Source: Cooking Light
- 1 1/2 cups uncooked quinoa
- 3 cups organic vegetable broth (such as Swanson Certified Organic)
- 1 (14-ounce) package reduced-fat firm tofu, cut into 1/4-inch cubes
- 3 tablespoons olive oil, divided
- 1 1/4 teaspoons salt, divided
- 1 cup chopped fresh basil
- 3 tablespoons fresh lemon juice
- 2 tablespoons Dijon mustard
- 1 teaspoon sugar
- 2 teaspoons grated lemon rind
- 1/2 teaspoon freshly ground black pepper
- 3 garlic cloves, minced
- 1 (10-ounce) package frozen baby lima beans
- 4 cups chopped tomato (about 3 medium)
- 1/2 cup sliced green onions
- 1/2 cup chopped carrot
- 1 (15-ounce) can black beans, rinsed and drained
- Combine quinoa and vegetable broth in a saucepan; bring to a boil over medium-high heat.
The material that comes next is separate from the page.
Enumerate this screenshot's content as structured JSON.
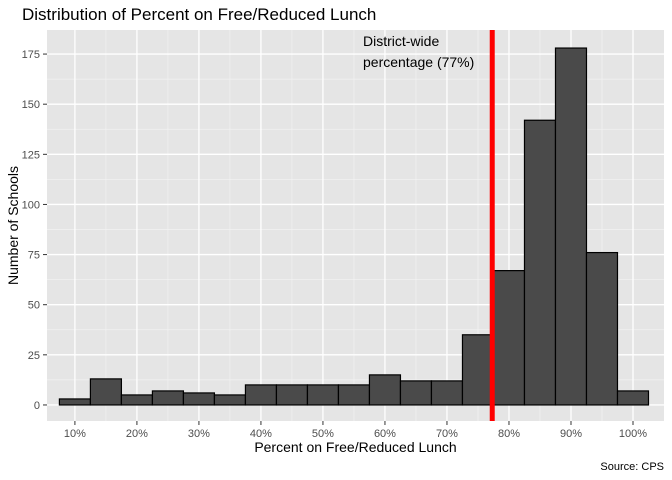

Cover, reduce heat, and simmer 15 minutes or until broth is absorbed and quinoa is tender. Remove from heat.
- Place tofu on several layers of paper towels; cover with additional paper towels. Let stand 5 minutes. Heat 1 tablespoon oil in a large nonstick skillet over medium-high heat. Add tofu; sprinkle with 1/4 teaspoon salt. Sauté tofu 9 minutes or until lightly browned. Remove from heat; cool completely.
- Combine remaining 2 tablespoons oil, remaining 1 teaspoon salt, basil, and next 6 ingredients (through garlic) in a large bowl; stir with a whisk until blended. Stir in quinoa.
- Cook lima beans according to package directions, omitting salt and fat. Cool completely. Add the lima beans, tofu, chopped tomato, green onions, chopped carrot, and black beans to quinoa mixture; stir gently to combine. Store, covered, in refrigerator until ready to serve.